Friday, March 21, 2008

Book v. Journal

The Tuesday March 11, 2008 entry on Silliman’s blog focuses, in part, on the question of curatorial intent and in coming towards a definition of book v. journal. Barbara Jane Reyes continues and expands on the discussion at her blog.

The Zoland Poetry series fits into the discussion, as Ron’s take is that the Zoland series and its ancestors, such as the New Directions annuals, are more journal than book – focusing on “what’s new” rather than being a thematically constituted anthology of previously published work. At the core of Ron’s criteria for naming something a journal is “does it appear predictably, does it have a clear editing principle, does it feature work that has appeared before …”

These are certainly integral parts to the discussion, and any number of Zoland contributors to the first two (going on third) book have been unable to break themselves of referring to each annual as an “issue” rather than “book.” Confusion is more than sex.

So what is it – Zoland?

In answering Ron’s three questions 1) It does appear predictably, in time for AWP each year; 2) clear editing principle (yes, see below); 3) All the work is previously unpublished and focuses on contemporary work, which, by chronological default, is concerned with the “now.”

On a purely practical, marketing level, the project was envisioned as a series of annual anthologies (with ISBNs not ISSNs), so that Zoland N.1 could remain on the shelf for several years, next to Zoland N.5 and beyond. If a journal, its shelf life would be, perhaps, 6 months, and then it’d be coverless and back to dust.

Tied to this move towards book rather than journal is the fact that the Zoland annuals are meant to be read as a continuation of the Zoland Books line, which brought into print poets such as Kevin Young, Ange Mlinko, Bill Berkson, Lisa Jarnot, William Corbett, Michael O’Brien, Patricia Smith, and on. A continuation in the real sense of rather than 3-4 volumes of poetry by individual authors each year, there is instead one Zoland annual that includes a wide swath of individuals previously published by Zoland, individuals who were on the radar (or would be now), and an individual here and there that fits into the larger whole of each annual.
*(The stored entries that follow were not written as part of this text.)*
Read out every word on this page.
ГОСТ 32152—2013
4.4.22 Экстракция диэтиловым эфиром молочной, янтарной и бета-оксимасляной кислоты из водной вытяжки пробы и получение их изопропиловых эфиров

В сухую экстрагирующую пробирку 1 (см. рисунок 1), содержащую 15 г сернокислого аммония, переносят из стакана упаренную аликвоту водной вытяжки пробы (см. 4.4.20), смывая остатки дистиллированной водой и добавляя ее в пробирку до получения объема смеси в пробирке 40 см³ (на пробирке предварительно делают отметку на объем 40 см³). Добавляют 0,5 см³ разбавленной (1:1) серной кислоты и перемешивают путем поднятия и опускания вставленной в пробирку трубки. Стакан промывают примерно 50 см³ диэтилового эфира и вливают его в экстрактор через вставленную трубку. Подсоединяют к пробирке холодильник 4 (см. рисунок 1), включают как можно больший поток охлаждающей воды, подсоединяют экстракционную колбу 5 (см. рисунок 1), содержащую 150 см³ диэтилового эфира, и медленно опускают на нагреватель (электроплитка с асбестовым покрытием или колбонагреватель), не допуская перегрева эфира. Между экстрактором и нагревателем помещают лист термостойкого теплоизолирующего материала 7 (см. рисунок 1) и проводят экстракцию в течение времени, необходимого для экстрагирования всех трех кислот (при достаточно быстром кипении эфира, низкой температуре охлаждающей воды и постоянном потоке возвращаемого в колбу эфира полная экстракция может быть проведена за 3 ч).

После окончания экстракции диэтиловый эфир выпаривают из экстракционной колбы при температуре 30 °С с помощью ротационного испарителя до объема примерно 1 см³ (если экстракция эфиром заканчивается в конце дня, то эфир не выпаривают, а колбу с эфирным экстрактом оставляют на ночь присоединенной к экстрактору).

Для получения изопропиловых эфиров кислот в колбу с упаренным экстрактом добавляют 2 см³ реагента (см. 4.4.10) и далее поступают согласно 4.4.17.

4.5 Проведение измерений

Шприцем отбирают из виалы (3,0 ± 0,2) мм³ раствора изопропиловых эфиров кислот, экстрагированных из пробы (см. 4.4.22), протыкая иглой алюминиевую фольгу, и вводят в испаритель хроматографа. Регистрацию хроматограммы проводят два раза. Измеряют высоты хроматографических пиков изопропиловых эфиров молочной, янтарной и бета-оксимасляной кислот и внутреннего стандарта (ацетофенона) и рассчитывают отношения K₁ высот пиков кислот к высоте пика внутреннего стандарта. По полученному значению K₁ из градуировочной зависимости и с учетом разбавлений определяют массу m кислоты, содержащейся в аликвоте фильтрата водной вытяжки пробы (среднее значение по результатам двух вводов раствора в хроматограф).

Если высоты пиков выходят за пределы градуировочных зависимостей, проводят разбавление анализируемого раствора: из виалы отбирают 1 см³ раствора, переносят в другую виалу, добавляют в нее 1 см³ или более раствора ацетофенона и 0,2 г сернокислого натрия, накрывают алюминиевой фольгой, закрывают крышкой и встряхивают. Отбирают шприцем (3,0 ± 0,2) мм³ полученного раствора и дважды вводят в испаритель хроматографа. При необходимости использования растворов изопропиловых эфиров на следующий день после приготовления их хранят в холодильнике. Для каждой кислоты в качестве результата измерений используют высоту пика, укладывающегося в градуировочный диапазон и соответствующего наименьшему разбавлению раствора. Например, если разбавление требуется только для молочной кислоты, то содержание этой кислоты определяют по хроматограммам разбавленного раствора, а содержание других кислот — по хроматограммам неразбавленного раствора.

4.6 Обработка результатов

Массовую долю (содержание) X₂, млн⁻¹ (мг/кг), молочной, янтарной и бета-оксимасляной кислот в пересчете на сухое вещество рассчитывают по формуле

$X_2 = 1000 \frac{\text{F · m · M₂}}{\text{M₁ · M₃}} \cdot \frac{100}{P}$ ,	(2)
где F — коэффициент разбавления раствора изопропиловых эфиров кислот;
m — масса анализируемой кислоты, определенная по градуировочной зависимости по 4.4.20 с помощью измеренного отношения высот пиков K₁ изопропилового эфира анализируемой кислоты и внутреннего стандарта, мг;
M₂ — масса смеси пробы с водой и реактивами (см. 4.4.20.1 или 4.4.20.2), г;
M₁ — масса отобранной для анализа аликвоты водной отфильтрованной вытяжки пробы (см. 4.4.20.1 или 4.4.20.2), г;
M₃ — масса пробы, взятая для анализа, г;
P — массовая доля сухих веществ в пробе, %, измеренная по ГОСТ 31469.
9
As Roland Pease was the driving force behind Zoland Books and is currently the primary editor for the Zoland Poetry annuals, it is only natural that the “curation” of the Zoland series would have obvious similarities to Zoland’s previous incarnation.

Add in the generous selection of translations in each annual and the ongoing series of book reviews that appear at www.zolandpoetry.com you get what we hope will continue to be an ever evolving and vital part of the world literary community. And if we get bored/ing, we’ll do something else with the words.